What didn't make the papers, though, might be a better
indicator of how the people's business gets done in New York State.
In the waning hours of June 24, as legislators prepared to pack up for the
summer, Assembly Speaker Sheldon Silver's long-awaited "Marshall
Plan" for Lower Manhattan landed on
their desks. Barely an hour later, the bill had passed
unanimously—at which point staffers finally briefed legislators on
what they had just approved.
The result was what Bonnie Brower of City Project calls "one
of the most outrageous giveaway packages for business that I've seen in
years." Among the goodies for downtown businesses: a five-year waiver
of the commercial rent tax in Lower Manhattan, sales tax exemptions on
office furnishings, state-funded rent breaks of up to $5 per square foot
for businesses relocating to the World Trade Center site or to the new 7
WTC building across the street, and an expansion of the Relocation and
Employee Assistance Program providing per-employee tax breaks. Especially troubling,
says Brower, is that "there's no effort to target the benefits to
exclusively new businesses, much less to businesses that actually need
help."
How did all these plum subsidies pass without a single
nay vote? "I embarrassingly admit I did not read this bill," says
State Senator Liz Krueger—and if Krueger, one of the senate's sharpest
critics of unwarranted corporate subsidies and shady legislative process,
didn't crack the 27-page bill before casting a vote, it's a fair bet that
few of her colleagues did either.
The trick here is common in New York's "three men in a
room" government: Once Silver, senate leader Joe Bruno, and Governor
George Pataki had worked out the details, the bill
was submitted along with a "message of necessity" from the governor,
a procedural get-out-of-debate-free card for matters of extreme urgency. As
a result, the normal three-day discussion period was waived, allowing the
bill to go straight from the printer to the floor before anyone had
noticed.
Legislators like Krueger were left to question the bill
after the fact. "How much are we going to pay for this, and what's the
win?" she says. "Are we actually creating new jobs and new
economic activity, or are we just shifting them from one part of New York City to
another?"
Even now, it's hard to put a number on how much the
subsidy package will cost. A state "budget implications" memo
estimated that sales tax breaks alone would amount to an $18.1 million
annual loss to the state treasury, with the city taking a similar hit.

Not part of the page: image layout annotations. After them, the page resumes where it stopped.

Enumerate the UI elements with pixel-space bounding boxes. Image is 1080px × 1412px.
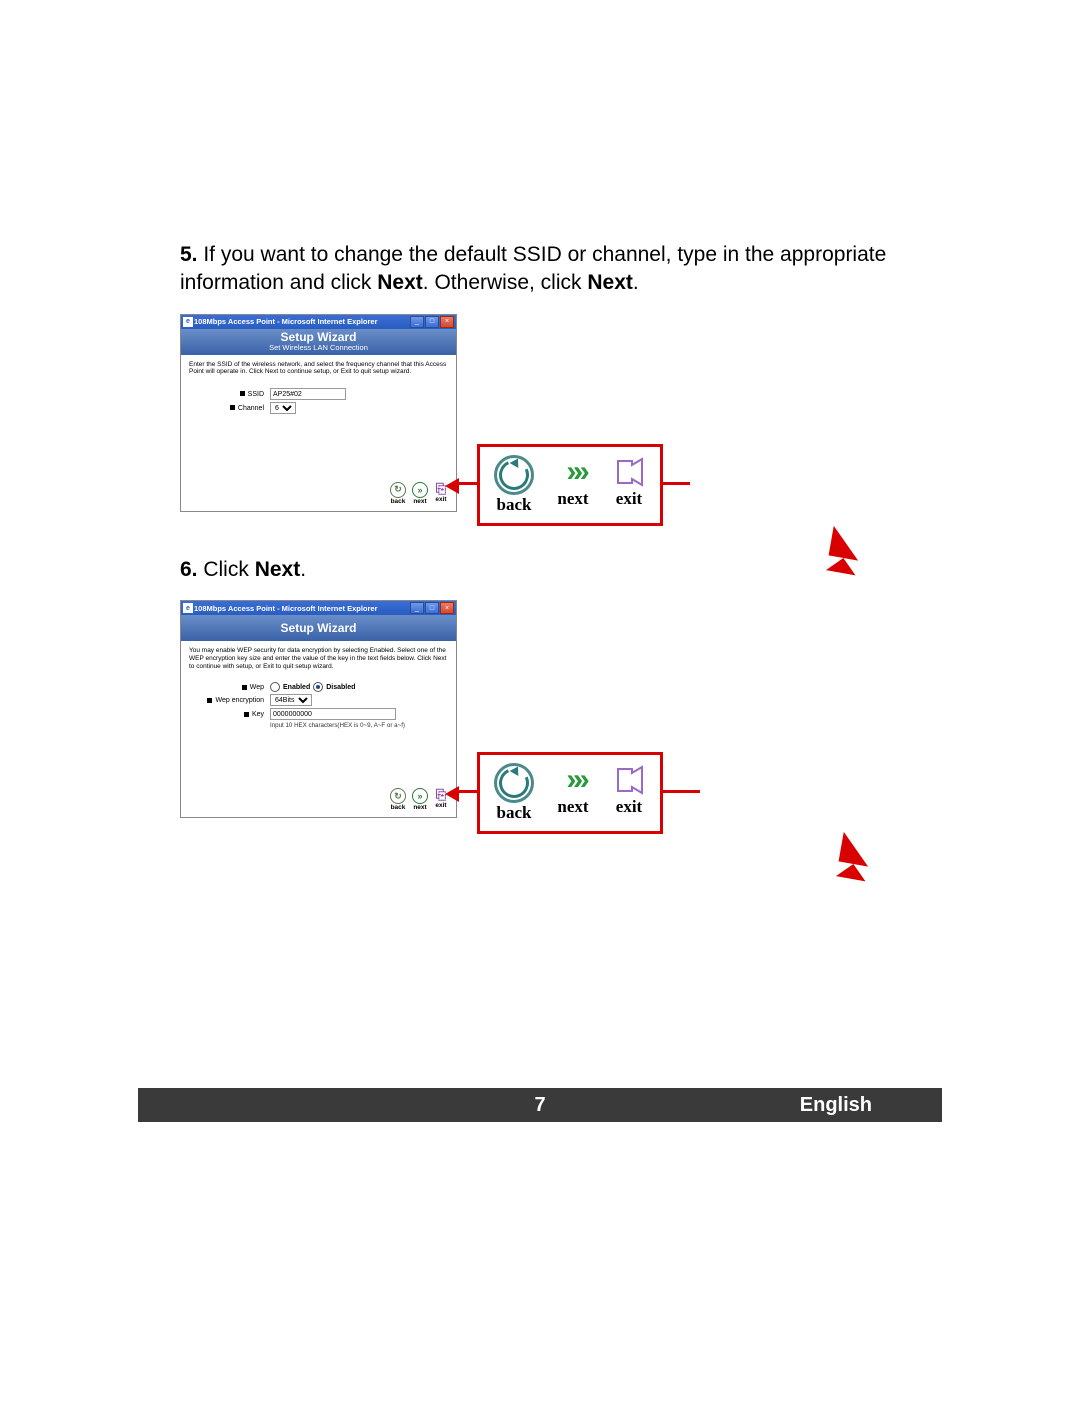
page-language: English (800, 1094, 872, 1117)
key-label: Key (252, 711, 264, 718)
next-icon (412, 788, 428, 804)
wizard-description: Enter the SSID of the wireless network, … (189, 361, 448, 377)
back-icon (494, 455, 534, 495)
window-title: 108Mbps Access Point - Microsoft Interne… (193, 604, 409, 613)
step6-instruction: 6. Click Next. (180, 556, 900, 584)
callout-enlarged-2: back next exit (477, 752, 663, 834)
step5-instruction: 5. If you want to change the default SSI… (180, 241, 900, 298)
callout-exit: exit (612, 455, 646, 515)
browser-window-2: e 108Mbps Access Point - Microsoft Inter… (180, 600, 457, 818)
channel-select[interactable]: 6 (270, 402, 296, 414)
maximize-icon[interactable]: □ (425, 316, 439, 328)
banner-title: Setup Wizard (281, 331, 357, 343)
callout-back: back (494, 455, 534, 515)
back-button[interactable]: back (390, 482, 406, 505)
titlebar: e 108Mbps Access Point - Microsoft Inter… (181, 315, 456, 329)
key-hint: Input 10 HEX characters(HEX is 0~9, A~F … (270, 722, 448, 729)
maximize-icon[interactable]: □ (425, 602, 439, 614)
ssid-input[interactable] (270, 388, 346, 400)
minimize-icon[interactable]: _ (410, 316, 424, 328)
back-button[interactable]: back (390, 788, 406, 811)
banner-title: Setup Wizard (281, 622, 357, 634)
ie-icon: e (183, 317, 193, 327)
wizard-description: You may enable WEP security for data enc… (189, 647, 448, 670)
wep-enabled-radio[interactable] (270, 682, 280, 692)
banner-subtitle: Set Wireless LAN Connection (269, 344, 368, 352)
back-icon (494, 763, 534, 803)
next-icon (556, 763, 590, 797)
wep-encryption-select[interactable]: 64Bits (270, 694, 312, 706)
step6-number: 6. (180, 558, 198, 581)
close-icon[interactable]: × (440, 602, 454, 614)
figure-step6: e 108Mbps Access Point - Microsoft Inter… (180, 600, 900, 834)
exit-icon (612, 455, 646, 489)
window-title: 108Mbps Access Point - Microsoft Interne… (193, 317, 409, 326)
callout-enlarged-1: back next exit (477, 444, 663, 526)
wep-disabled-radio[interactable] (313, 682, 323, 692)
ie-icon: e (183, 603, 193, 613)
page-footer: 7 English (138, 1088, 942, 1122)
exit-icon (612, 763, 646, 797)
callout-exit: exit (612, 763, 646, 823)
titlebar: e 108Mbps Access Point - Microsoft Inter… (181, 601, 456, 615)
wep-encryption-label: Wep encryption (215, 697, 264, 704)
step5-number: 5. (180, 243, 198, 266)
next-button[interactable]: next (412, 482, 428, 505)
wizard-nav: back next exit (189, 788, 448, 817)
page-number: 7 (534, 1094, 545, 1117)
close-icon[interactable]: × (440, 316, 454, 328)
callout-next: next (556, 455, 590, 515)
back-icon (390, 788, 406, 804)
wizard-nav: back next exit (189, 482, 448, 511)
browser-window-1: e 108Mbps Access Point - Microsoft Inter… (180, 314, 457, 512)
back-icon (390, 482, 406, 498)
next-icon (556, 455, 590, 489)
next-icon (412, 482, 428, 498)
wizard-banner: Setup Wizard (181, 615, 456, 641)
minimize-icon[interactable]: _ (410, 602, 424, 614)
callout-back: back (494, 763, 534, 823)
callout-next: next (556, 763, 590, 823)
key-input[interactable] (270, 708, 396, 720)
wep-label: Wep (250, 684, 264, 691)
figure-step5: e 108Mbps Access Point - Microsoft Inter… (180, 314, 900, 526)
wizard-banner: Setup Wizard Set Wireless LAN Connection (181, 329, 456, 355)
ssid-label: SSID (248, 391, 264, 398)
channel-label: Channel (238, 405, 264, 412)
next-button[interactable]: next (412, 788, 428, 811)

Commercial rent tax breaks, according to the city Office of Management and
Budget, will cost the city $39.5 million in lost revenue over the next
three years.
The big question mark, though, is the rent breaks. At $5
a square foot, on a parcel set to encompass more than 10 million square
feet, they could be a huge boon to downtown corporations—or to developer
Larry Silverstein, whose still-vacant 7 World Trade offices would look a
lot more enticing with state kickbacks for every tenant. (Silver's office
did not return phone calls on the subject.)
Moreover, this wasn't the only last- minute goody bag to
emerge from the session's final days. Other Silver-and-Bruno-approved bills
provided $150 million in state money to help build new stadiums for the
Mets and Yankees, subsidies to ethanol producers (of which, Krueger notes,
the state currently has zero), and more than $70 million in tax credits for
Besicorp, a company in Bruno's district whose majority owner just happens
to have recently spent six months in jail for illegal campaign
contributions.
Krueger, who has filed suit against
messages-of-necessity abuse and other unseemly legislative practices, notes
that some programs may be worth state subsidies—but when debate is stifled,
it's impossible to tell. "Maybe somebody could have made a good
argument for all this," she says. "But that argument wasn't made."